Pour mener à bien — et dans les délais — ces différents projets, les équipes de Jan De Nul s’activent sans relâche. «Nos dirigeants ne supportent pas les temps morts. Chaque bateau a son double à quai, apte à prendre la relève à tout moment. L’objectif est de travailler 24h/24, 365 jours par an», indique Diego Naessens.

«Jan De Nul est une société très dynamique... où l’on travaille beaucoup. Souvent jusqu’à 72 heures par semaine. Il faut être un peu fou, non? (les cé-libataires alternent deux mois de travail – un mois de repos, ndlr.). Mais pour un jeune ingénieur comme moi, c’est tout simplement un rêve de travailler dans une entreprise comme celle-ci. Ce qui est formidable, c’est que les dirigeants font confiance aux jeunes et n’ont pas peur de leur laisser entre les mains du matériel de ce niveau-là!»

Un outil de travail que l’ingénieur flamand décrit volontiers. «Plutôt que d’acheter des ba-teaux tout faits sur catalogues, nous réalisons nous-mêmes leur design. Nos équipes d’ingénieurs y installent en outre des équipements et des machines mis au point en interne. C’est typique dans notre entreprise: toujours accroître la performance des machines et faire des développements in-house».

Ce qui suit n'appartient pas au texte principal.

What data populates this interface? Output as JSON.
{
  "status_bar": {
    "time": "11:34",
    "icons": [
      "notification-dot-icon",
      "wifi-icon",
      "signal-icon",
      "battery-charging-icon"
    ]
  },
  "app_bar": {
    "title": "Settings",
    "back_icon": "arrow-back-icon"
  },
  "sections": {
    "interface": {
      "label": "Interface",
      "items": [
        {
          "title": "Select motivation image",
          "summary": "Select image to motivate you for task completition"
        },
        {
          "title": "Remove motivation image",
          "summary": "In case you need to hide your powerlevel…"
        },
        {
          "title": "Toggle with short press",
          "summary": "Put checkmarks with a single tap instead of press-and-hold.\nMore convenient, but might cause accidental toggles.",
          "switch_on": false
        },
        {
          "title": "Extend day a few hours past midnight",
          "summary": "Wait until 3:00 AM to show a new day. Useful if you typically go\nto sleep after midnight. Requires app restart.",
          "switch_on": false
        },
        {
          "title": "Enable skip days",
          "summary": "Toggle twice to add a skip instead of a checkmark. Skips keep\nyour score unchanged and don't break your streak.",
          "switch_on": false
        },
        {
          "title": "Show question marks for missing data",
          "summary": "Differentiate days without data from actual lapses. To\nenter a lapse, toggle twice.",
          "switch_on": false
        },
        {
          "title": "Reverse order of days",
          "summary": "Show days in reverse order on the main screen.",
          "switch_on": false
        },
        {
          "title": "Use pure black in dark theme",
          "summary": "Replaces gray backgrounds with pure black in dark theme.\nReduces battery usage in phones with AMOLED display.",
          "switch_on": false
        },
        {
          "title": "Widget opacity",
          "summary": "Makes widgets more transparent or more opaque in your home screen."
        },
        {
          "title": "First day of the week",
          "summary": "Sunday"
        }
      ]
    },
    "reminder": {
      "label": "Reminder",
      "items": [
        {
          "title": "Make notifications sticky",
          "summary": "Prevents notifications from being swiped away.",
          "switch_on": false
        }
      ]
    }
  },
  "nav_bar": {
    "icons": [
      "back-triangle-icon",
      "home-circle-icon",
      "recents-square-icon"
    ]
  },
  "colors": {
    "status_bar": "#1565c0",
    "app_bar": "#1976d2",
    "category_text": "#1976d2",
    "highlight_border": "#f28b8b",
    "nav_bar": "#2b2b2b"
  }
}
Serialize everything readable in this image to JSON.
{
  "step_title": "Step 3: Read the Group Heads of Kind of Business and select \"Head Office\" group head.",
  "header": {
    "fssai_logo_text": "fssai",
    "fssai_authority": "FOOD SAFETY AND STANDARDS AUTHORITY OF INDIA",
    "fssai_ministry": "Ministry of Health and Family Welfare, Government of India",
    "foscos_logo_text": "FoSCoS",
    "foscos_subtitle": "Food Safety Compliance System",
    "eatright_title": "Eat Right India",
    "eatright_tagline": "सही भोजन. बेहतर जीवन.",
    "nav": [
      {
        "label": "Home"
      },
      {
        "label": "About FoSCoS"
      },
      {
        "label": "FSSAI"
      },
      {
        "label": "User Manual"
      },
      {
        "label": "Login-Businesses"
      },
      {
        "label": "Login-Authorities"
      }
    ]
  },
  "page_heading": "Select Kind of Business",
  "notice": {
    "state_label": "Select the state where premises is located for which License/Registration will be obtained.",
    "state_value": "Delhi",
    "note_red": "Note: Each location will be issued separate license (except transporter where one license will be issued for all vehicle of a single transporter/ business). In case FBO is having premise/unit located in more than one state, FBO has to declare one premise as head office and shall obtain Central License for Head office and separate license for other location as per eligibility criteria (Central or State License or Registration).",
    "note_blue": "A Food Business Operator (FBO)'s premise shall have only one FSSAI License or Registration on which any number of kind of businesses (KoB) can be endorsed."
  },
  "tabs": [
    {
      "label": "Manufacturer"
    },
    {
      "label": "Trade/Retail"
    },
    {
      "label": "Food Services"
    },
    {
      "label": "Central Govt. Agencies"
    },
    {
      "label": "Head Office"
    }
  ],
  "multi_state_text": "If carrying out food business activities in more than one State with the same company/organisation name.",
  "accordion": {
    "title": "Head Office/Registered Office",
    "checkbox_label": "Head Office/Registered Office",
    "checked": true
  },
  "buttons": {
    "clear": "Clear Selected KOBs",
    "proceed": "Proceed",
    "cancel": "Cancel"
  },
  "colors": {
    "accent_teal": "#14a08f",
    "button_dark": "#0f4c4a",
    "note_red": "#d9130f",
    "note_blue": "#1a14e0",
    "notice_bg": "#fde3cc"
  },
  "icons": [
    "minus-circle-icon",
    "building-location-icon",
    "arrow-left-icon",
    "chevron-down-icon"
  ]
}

Sur les chantiers s’active nuit et jour une armée d’ouvriers, de techniciens, de marins et d’ingénieurs dont la moyenne d’âge avoisine la trentaine. «Il y a peu de niveaux de management dans le groupe, indique Diego Naessens. Entre le Project Manager et le patron, il n’y en a que trois. Ceci nous confère une très grande réactivité».

Une réactivité due également à «une forte proximité» entre les dirigeants de Jan De Nul et leurs équipes, estiment les responsables de chantiers. «Le patron vient chaque mois sur place pour surveiller l’évolution des travaux et s’enquérir des nouveaux équipements dont nous pourrions avoir besoin», souligne M. Naessens. Une attention qui n’a rien de véritablement surprenant, puisqu’actuellement, un tiers du chiffre d’affaires de Jan De Nul Group est réalisé dans le désert de Dubaï.